Besides pressure set by seniors themselves, society doesn't generally permit the elderly to discuss sex. Pan said that during the conference, many expressed that they desire to make love, but don't have the time. Many old couples are even busier after retirement than they were at work, with household chores and helping to care for their grandchildren.

"They want to change people's belief that the elderly don't have anything to do but to care for grandchildren when they retire," Pan said.

A search of the media can find stories that show how seniors are forced into this role. In July a report by the Wuhan-based Changjiang Times included several stories in which children "sabotaged" their parents' happiness. An old man and woman were forced to live at their daughter's and son's apartments respectively to raise their young and could only see each other at the supermarket every morning. 

Increasing awareness

What he meant by his invitations' wording was that as one steps into old age, intercourse isn't the only way to express intimacy, Pan said. They can hold hands, hug and spend time with each other.

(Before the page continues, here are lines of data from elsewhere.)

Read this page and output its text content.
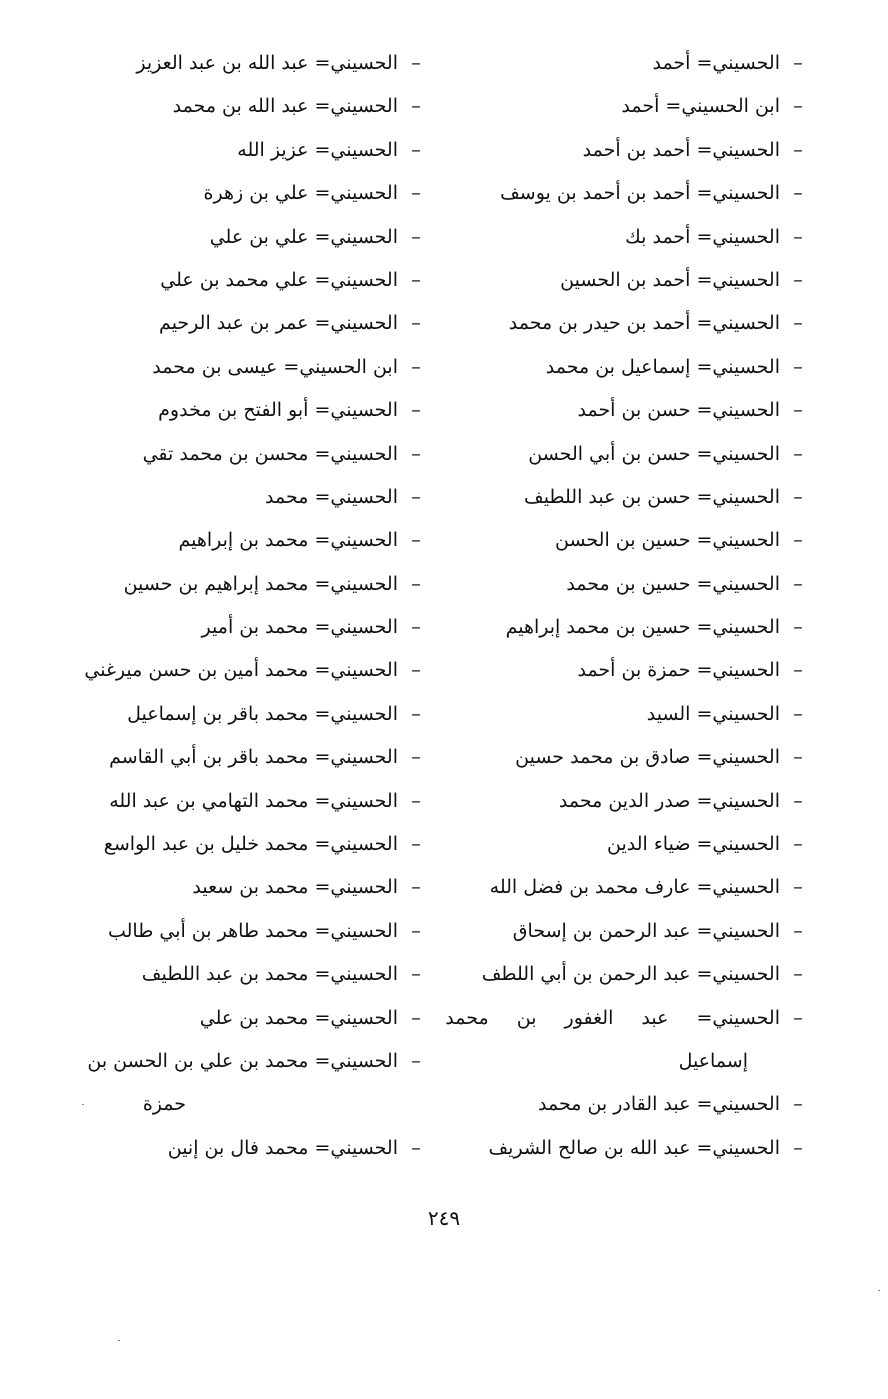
–الحسيني= أحمد
–ابن الحسيني= أحمد
–الحسيني= أحمد بن أحمد
–الحسيني= أحمد بن أحمد بن يوسف
–الحسيني= أحمد بك
–الحسيني= أحمد بن الحسين
–الحسيني= أحمد بن حيدر بن محمد
–الحسيني= إسماعيل بن محمد
–الحسيني= حسن بن أحمد
–الحسيني= حسن بن أبي الحسن
–الحسيني= حسن بن عبد اللطيف
–الحسيني= حسين بن الحسن
–الحسيني= حسين بن محمد
–الحسيني= حسين بن محمد إبراهيم
–الحسيني= حمزة بن أحمد
–الحسيني= السيد
–الحسيني= صادق بن محمد حسين
–الحسيني= صدر الدين محمد
–الحسيني= ضياء الدين
–الحسيني= عارف محمد بن فضل الله
–الحسيني= عبد الرحمن بن إسحاق
–الحسيني= عبد الرحمن بن أبي اللطف
–الحسيني= عبد الغفور بن محمد
إسماعيل
–الحسيني= عبد القادر بن محمد
–الحسيني= عبد الله بن صالح الشريف
–الحسيني= عبد الله بن عبد العزيز
–الحسيني= عبد الله بن محمد
–الحسيني= عزيز الله
–الحسيني= علي بن زهرة
–الحسيني= علي بن علي
–الحسيني= علي محمد بن علي
–الحسيني= عمر بن عبد الرحيم
–ابن الحسيني= عيسى بن محمد
–الحسيني= أبو الفتح بن مخدوم
–الحسيني= محسن بن محمد تقي
–الحسيني= محمد
–الحسيني= محمد بن إبراهيم
–الحسيني= محمد إبراهيم بن حسين
–الحسيني= محمد بن أمير
–الحسيني= محمد أمين بن حسن ميرغني
–الحسيني= محمد باقر بن إسماعيل
–الحسيني= محمد باقر بن أبي القاسم
–الحسيني= محمد التهامي بن عبد الله
–الحسيني= محمد خليل بن عبد الواسع
–الحسيني= محمد بن سعيد
–الحسيني= محمد طاهر بن أبي طالب
–الحسيني= محمد بن عبد اللطيف
–الحسيني= محمد بن علي
–الحسيني= محمد بن علي بن الحسن بن
حمزة
–الحسيني= محمد فال بن إنين
٢٤٩
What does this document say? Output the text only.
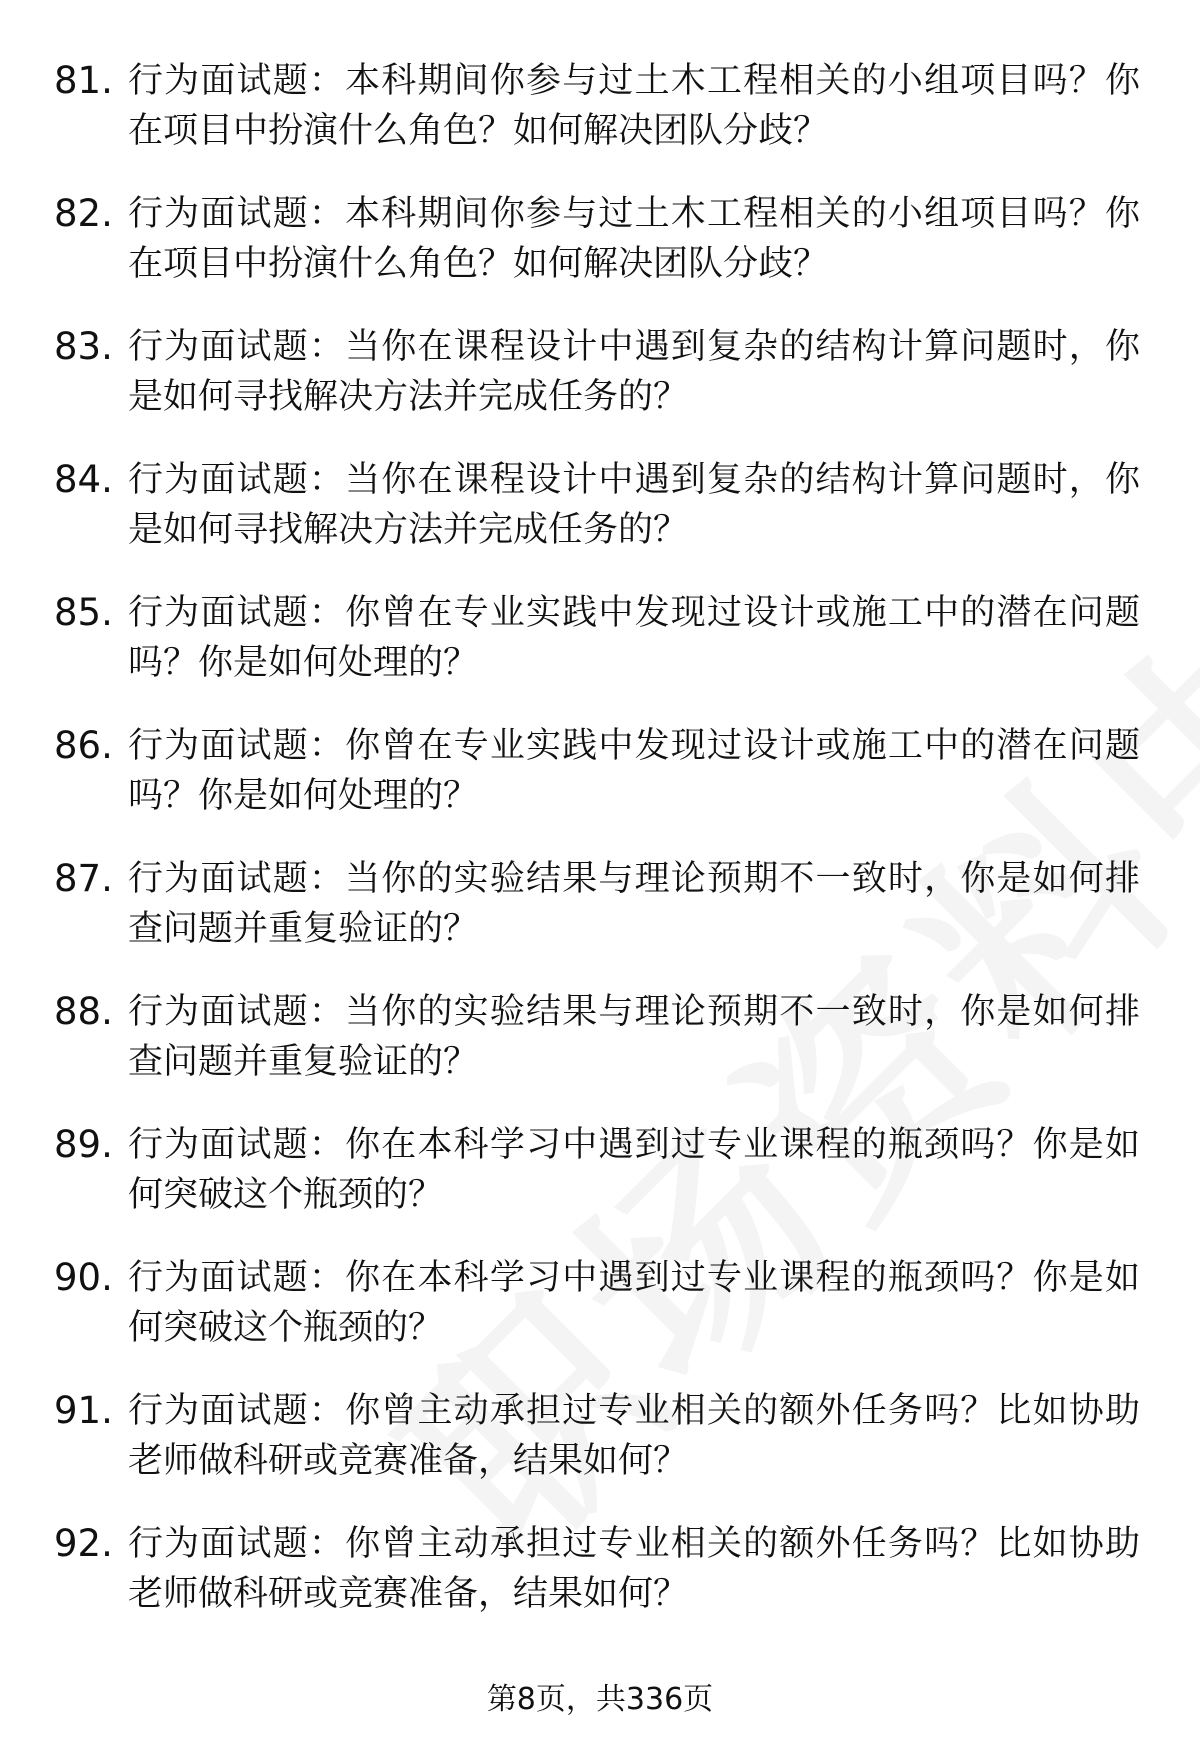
81. 行为面试题：本科期间你参与过土木工程相关的小组项目吗？你在项目中扮演什么角色？如何解决团队分歧？
82. 行为面试题：本科期间你参与过土木工程相关的小组项目吗？你在项目中扮演什么角色？如何解决团队分歧？
83. 行为面试题：当你在课程设计中遇到复杂的结构计算问题时，你是如何寻找解决方法并完成任务的？
84. 行为面试题：当你在课程设计中遇到复杂的结构计算问题时，你是如何寻找解决方法并完成任务的？
85. 行为面试题：你曾在专业实践中发现过设计或施工中的潜在问题吗？你是如何处理的？
86. 行为面试题：你曾在专业实践中发现过设计或施工中的潜在问题吗？你是如何处理的？
87. 行为面试题：当你的实验结果与理论预期不一致时，你是如何排查问题并重复验证的？
88. 行为面试题：当你的实验结果与理论预期不一致时，你是如何排查问题并重复验证的？
89. 行为面试题：你在本科学习中遇到过专业课程的瓶颈吗？你是如何突破这个瓶颈的？
90. 行为面试题：你在本科学习中遇到过专业课程的瓶颈吗？你是如何突破这个瓶颈的？
91. 行为面试题：你曾主动承担过专业相关的额外任务吗？比如协助老师做科研或竞赛准备，结果如何？
92. 行为面试题：你曾主动承担过专业相关的额外任务吗？比如协助老师做科研或竞赛准备，结果如何？
第8页，共336页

Many people have the wrong idea about sex, whether thinking it's dirty or thinking it only involves intercourse. He hopes these conferences can gradually have an influence through word of mouth and serve indirectly as a form of sex education for people that never received one in their youth. At the end of each conference, he requested participants talk about sex with their friends and family. It doesn't matter what they say, as long as they speak openly about it.

The Institute of Sexuality and Gender at Renmin University of China of which Pan was the head also has a program that aims to increase awareness of sexual issues. The program is titled Family Sex Education, and aims to influence parents and children through targeting young couples.

From Zhang Ning's experience, the elderly need to make adjustments because their bodies change as they age.

Zhang worked as a gynecologist and pediatrician. After retirement, she became director of a grass-roots health service organization in Jiaozhou, Shandong and mainly helps migrant women with their health issues.

She said in recent years, she found more and more elderly women coming to the hospital because of pain after intercourse. She once met a woman who was forced to have sex by her husband. But as it is difficult for women of that age to become sexually aroused, the pain was unbearable every time.

It doesn't mean women can't have sex at that age, Zhang said, they just need to be more attentive to their body's changes, such as their vaginas becoming drier. She seconded Pan and said sex education is the most important thing.

But it's difficult to reach elderly people. Many choose not to show themselves to public conferences and lectures. Right now, Zhang is planning a series of community outreach programs.

Pan isn't entirely satisfied with the way the conferences turned out either.

"From a sociologist's point of view, the sample is incomplete," Pan said. "We had active members in the conferences, but what about those people who didn't come? The people who refuse to talk about sex, or people who don't have sex, I'd like to hear their opinions."